The shoot was a blast both taking pictures and in post processing! Having a model that is very down to earth, fun, and incredibly easy to work with makes all the difference. She was patient when I constantly needed to move my lights around and she would even suggest certain poses to highlight certain muscles. She came with several different wardrobe changes which helped keep the images looking fresh and new. In addition to getting the images she wanted for her own purposes, she made sure I got the images I wanted for my portfolio as well. If only every model were as easy to work with…. Post processing the images is almost the opposite of what I normally would do for portraits. Instead of softening the image by reducing clarity, I pushed the clarity up.
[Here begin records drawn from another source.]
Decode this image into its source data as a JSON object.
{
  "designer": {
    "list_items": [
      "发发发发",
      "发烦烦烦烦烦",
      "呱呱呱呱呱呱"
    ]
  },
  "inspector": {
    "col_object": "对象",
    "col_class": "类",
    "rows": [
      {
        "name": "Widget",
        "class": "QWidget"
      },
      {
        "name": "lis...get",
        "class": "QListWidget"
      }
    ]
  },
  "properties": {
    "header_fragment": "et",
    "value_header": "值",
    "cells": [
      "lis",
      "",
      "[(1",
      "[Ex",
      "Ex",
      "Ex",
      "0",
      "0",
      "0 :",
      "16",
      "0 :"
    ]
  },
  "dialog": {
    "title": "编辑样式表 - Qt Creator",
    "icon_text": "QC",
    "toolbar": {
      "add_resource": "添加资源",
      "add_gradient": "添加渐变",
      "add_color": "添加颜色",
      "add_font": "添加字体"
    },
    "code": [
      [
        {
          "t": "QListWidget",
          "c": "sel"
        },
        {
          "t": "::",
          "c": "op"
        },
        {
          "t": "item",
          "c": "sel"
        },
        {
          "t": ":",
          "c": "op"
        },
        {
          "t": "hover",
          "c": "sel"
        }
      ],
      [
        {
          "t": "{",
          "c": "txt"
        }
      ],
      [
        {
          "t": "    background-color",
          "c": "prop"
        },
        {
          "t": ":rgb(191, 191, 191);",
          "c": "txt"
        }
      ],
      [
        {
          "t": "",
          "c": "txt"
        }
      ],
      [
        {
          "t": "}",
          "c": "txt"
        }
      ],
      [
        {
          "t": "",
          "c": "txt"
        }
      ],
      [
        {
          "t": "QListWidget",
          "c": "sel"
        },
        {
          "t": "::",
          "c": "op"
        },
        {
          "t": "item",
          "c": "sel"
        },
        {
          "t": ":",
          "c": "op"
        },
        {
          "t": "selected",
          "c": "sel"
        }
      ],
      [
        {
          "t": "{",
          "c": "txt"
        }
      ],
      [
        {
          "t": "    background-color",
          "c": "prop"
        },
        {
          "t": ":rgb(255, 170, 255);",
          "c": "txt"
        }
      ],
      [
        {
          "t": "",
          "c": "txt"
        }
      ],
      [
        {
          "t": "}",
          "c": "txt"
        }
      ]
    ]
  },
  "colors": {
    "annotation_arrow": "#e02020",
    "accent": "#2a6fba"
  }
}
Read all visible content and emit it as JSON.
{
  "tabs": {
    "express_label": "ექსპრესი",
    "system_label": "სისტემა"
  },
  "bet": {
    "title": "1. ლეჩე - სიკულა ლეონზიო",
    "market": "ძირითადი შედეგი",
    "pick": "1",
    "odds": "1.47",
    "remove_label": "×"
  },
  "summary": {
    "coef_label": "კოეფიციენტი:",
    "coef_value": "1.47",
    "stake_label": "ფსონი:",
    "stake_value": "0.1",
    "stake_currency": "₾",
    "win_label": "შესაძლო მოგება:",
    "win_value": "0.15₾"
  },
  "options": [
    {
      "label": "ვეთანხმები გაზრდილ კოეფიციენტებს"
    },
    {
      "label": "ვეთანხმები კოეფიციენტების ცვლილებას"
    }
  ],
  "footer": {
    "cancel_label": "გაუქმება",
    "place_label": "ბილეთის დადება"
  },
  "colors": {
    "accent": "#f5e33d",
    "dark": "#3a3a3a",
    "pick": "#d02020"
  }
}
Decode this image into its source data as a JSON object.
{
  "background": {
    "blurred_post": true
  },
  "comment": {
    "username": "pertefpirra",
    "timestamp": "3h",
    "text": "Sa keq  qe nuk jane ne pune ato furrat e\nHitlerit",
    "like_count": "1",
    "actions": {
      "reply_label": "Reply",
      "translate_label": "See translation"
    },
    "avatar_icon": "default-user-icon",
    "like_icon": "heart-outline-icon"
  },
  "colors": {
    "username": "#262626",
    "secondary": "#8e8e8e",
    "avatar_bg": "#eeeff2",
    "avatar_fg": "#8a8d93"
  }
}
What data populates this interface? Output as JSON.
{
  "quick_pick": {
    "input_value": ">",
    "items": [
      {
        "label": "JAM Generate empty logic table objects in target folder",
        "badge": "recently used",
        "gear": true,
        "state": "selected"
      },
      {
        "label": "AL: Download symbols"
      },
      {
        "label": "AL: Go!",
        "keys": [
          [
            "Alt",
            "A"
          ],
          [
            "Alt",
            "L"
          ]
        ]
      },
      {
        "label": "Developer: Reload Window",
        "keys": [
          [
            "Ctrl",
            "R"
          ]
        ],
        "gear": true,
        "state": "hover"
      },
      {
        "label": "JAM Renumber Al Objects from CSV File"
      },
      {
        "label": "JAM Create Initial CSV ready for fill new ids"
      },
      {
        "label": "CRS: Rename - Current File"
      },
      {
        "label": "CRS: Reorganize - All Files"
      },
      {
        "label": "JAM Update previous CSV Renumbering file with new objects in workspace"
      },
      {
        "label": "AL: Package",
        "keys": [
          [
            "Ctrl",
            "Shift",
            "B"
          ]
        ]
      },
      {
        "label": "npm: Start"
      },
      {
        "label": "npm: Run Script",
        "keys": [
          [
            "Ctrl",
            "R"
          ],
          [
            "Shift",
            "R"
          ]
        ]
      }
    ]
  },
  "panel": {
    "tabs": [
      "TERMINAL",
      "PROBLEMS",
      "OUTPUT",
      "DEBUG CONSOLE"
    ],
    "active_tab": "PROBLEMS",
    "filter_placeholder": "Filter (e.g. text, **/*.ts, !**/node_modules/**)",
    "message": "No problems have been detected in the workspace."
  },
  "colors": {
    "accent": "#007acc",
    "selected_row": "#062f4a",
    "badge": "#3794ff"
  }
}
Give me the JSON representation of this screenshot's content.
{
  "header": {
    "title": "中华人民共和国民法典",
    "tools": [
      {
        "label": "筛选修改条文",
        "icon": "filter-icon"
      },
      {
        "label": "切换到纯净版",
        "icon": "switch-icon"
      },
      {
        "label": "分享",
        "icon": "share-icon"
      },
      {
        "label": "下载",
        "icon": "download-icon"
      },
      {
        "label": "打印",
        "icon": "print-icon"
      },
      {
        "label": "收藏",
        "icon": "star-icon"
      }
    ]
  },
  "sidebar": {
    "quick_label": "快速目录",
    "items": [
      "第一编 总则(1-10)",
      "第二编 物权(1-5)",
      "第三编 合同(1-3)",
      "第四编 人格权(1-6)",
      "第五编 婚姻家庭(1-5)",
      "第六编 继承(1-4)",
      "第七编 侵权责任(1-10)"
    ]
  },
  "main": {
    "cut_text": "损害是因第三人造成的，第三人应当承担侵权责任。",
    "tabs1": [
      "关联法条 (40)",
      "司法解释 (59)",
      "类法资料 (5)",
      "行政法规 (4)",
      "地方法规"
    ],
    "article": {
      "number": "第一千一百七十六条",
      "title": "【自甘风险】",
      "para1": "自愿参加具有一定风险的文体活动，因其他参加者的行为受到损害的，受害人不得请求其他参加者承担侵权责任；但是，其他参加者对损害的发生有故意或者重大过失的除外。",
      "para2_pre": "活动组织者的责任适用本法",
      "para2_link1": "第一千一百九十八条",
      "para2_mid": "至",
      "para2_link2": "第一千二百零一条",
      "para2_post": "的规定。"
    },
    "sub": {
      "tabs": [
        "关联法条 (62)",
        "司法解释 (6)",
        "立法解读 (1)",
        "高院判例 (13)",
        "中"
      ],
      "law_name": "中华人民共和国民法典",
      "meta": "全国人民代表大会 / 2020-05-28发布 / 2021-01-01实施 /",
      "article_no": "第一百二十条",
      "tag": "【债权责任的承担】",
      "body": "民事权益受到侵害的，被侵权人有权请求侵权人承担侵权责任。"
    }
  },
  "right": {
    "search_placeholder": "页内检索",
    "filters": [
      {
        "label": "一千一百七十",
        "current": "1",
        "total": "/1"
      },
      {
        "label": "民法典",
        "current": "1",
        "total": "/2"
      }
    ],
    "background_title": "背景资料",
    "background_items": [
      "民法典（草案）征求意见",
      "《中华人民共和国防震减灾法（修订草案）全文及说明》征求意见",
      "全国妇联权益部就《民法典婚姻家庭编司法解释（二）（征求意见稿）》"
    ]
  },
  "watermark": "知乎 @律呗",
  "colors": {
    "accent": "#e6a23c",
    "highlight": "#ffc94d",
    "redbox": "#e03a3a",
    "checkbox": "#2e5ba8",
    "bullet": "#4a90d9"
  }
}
Also, if you have never used dodge and burn tools in post processing, a fitness shoot is a perfect time to learn those tools. Dodging highlights and burning shadows will greatly help the muscles pop. I found myself dodging and burning less than I thought I was going to have to simply because of the great shape of the model. She had very well defined muscle groups making my job a lot easier. I am anxious to work with her again!
Be it a powder, underwater, fitness, firewall, paint toss, or any other unusual shoot, stay out of your comfort zone! The more you push yourself the better you will become as a photographer. That’s not to say it’s a bad thing to specialize in an area or two, but I find photography more interesting, challenging, and fun when I am picking up my camera bag on my way out of the door thinking to myself, “I hope I can pull this off”. Do I now consider myself an expert fitness photographer? Ha! Not by a long shot. But should I attempt to do another similar shoot, I will be able to use my experiences to get even better images. For me, photography is about the process of learning and getting better over time and not necessarily about trying to get that 'perfect' image. You may get some images along the way that are absolutely stunning but that shouldn't be the end of the hobby or process. Keep learning and growing. Special thanks to my wonderful fitness model for donating her time and body. She may also be creating a fitness blog of her own and I will provide a link to her blog as soon as it becomes available.
Keep the interesting parts of life in focus.